New Zealand’s current reliance on whole milk powder meant it was overexposed to such risks. There were not enough signals from the government and the industry that the dairy industry was at risk, Benny said.
Once companies were able to copy whole milk powder through precision fermentation, could make it on a large scale, and its price was similar or lower than whole milk powder from dairy, then there would be a tipping point, Benny said.
She said Fonterra’s partnership was similar to companies overseas.
In the United States, Perfect Day, which manufactured animal-free dairy alternatives, was working with ADM, she said.
Waikato dairy farmer Pete Morgan said at its core Fonterra was a food company. If it looked decades into the future, it would see precision fermentation was part of the answer to feeding a growing world population.
“The answer isn’t an us dairy and them other technologies, the answer will come from everybody.

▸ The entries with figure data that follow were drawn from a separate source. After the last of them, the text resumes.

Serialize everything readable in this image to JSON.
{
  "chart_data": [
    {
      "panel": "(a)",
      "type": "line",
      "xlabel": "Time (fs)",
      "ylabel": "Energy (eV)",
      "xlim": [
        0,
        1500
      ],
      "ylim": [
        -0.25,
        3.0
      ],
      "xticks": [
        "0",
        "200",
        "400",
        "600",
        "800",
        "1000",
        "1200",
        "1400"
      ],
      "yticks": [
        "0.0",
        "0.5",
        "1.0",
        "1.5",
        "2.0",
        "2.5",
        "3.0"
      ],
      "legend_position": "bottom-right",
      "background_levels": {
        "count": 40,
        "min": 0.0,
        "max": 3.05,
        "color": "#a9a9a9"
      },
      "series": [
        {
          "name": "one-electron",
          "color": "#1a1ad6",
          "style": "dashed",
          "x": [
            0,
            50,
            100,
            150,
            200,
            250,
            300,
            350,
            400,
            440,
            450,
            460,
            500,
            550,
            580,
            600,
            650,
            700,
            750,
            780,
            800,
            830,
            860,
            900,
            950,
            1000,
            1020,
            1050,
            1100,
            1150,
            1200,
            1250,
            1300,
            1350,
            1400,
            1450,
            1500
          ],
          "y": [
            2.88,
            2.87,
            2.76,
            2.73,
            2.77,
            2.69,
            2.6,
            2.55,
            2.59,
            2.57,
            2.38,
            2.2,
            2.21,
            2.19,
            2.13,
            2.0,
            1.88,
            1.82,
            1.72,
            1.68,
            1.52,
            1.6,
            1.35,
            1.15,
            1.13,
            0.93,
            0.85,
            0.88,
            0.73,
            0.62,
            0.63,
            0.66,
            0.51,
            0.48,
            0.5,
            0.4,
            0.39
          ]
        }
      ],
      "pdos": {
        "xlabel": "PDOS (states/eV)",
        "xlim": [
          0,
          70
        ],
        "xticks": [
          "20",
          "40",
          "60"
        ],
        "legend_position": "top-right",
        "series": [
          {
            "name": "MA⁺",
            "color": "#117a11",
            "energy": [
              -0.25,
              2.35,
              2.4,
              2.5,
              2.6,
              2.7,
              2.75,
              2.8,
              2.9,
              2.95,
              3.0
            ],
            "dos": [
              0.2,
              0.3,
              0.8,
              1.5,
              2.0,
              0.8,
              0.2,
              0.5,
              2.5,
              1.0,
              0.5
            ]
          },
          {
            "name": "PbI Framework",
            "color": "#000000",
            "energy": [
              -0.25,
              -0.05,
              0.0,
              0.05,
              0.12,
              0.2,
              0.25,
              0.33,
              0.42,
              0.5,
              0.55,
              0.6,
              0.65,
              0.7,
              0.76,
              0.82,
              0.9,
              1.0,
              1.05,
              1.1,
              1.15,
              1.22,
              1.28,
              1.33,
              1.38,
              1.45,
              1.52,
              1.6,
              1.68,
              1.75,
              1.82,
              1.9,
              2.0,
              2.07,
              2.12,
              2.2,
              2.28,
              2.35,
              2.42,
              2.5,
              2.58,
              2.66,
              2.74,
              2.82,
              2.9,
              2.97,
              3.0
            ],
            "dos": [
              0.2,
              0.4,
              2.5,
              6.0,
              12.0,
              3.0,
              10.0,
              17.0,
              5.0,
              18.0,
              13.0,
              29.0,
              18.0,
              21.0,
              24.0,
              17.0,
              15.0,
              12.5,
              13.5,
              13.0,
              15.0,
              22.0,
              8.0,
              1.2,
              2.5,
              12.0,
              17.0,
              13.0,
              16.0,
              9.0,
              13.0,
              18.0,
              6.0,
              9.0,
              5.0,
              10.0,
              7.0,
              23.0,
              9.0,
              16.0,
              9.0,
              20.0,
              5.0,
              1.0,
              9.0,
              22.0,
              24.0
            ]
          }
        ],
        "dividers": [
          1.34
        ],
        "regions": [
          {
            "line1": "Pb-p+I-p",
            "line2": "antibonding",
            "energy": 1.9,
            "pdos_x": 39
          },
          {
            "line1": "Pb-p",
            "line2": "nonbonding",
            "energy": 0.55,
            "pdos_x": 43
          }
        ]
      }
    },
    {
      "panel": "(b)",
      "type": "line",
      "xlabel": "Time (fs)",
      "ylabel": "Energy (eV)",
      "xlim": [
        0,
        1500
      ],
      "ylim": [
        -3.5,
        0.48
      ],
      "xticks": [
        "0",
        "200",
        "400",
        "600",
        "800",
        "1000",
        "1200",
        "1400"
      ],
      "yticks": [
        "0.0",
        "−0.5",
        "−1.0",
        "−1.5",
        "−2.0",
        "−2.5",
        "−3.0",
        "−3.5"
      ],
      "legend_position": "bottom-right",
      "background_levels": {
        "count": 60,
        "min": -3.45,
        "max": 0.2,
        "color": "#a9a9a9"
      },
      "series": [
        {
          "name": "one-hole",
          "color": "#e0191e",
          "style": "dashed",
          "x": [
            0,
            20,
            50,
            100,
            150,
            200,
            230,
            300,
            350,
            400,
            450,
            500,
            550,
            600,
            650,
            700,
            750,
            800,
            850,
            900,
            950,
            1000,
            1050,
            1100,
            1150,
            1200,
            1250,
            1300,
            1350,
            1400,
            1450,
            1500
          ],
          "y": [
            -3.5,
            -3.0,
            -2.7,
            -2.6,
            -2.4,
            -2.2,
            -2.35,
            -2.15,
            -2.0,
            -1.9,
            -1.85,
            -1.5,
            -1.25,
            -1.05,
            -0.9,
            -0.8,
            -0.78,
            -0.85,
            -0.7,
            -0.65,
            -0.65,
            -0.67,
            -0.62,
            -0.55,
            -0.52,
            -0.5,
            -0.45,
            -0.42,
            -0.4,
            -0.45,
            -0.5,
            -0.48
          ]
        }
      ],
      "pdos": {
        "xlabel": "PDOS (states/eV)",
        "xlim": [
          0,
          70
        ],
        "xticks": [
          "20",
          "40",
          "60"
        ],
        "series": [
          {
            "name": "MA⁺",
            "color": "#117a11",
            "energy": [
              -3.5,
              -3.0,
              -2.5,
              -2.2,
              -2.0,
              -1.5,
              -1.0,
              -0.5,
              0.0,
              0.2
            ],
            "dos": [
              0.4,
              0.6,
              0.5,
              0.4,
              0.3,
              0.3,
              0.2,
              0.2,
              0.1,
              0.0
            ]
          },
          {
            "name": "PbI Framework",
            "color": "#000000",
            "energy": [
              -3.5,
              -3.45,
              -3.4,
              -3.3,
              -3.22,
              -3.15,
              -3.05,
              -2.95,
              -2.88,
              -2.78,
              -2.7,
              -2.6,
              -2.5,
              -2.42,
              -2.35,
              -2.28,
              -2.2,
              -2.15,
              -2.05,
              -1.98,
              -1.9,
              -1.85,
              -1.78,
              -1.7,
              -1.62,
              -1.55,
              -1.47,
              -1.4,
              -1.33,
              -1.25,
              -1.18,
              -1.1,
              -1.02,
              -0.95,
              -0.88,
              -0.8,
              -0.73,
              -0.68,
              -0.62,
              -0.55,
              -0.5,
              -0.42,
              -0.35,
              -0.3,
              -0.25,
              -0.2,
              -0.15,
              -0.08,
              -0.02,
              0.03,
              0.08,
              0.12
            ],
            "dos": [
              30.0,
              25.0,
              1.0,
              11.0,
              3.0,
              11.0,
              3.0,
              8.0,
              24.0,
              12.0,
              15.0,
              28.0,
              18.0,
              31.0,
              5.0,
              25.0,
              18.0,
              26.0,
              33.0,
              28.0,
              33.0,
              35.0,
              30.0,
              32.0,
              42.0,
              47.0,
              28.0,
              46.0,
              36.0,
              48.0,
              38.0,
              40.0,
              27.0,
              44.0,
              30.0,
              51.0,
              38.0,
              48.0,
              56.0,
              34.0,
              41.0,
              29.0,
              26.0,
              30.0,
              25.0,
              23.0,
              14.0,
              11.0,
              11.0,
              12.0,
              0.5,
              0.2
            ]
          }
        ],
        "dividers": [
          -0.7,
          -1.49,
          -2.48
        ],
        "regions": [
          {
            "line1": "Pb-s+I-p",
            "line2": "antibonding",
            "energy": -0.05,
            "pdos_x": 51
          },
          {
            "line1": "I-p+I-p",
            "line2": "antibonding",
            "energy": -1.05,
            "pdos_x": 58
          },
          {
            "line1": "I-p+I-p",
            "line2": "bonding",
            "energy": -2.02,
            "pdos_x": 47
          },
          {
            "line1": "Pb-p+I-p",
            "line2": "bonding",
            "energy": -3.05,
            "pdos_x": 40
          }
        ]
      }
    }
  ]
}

A company with a long-term focus would have to look at such technologies,” Morgan said.
Morgan said it was widely known that if the world was to have enough food to meet its nutritional requirements by 2050, the amount of food being produced would have to double.
Milk was important as a raw product, but Fonterra was not just about milk but had expertise in food manufacturing, intellectual property, supply chains and customers, Morgan said.
There would be farmers who struggled to understand why Fonterra made this move, he said, but he believed Fonterra had a long-term view.
There was disruption coming to the dairy market, and it was better to head into that disruption with knowledge, than to wake up one day and have fallen behind, Morgan said.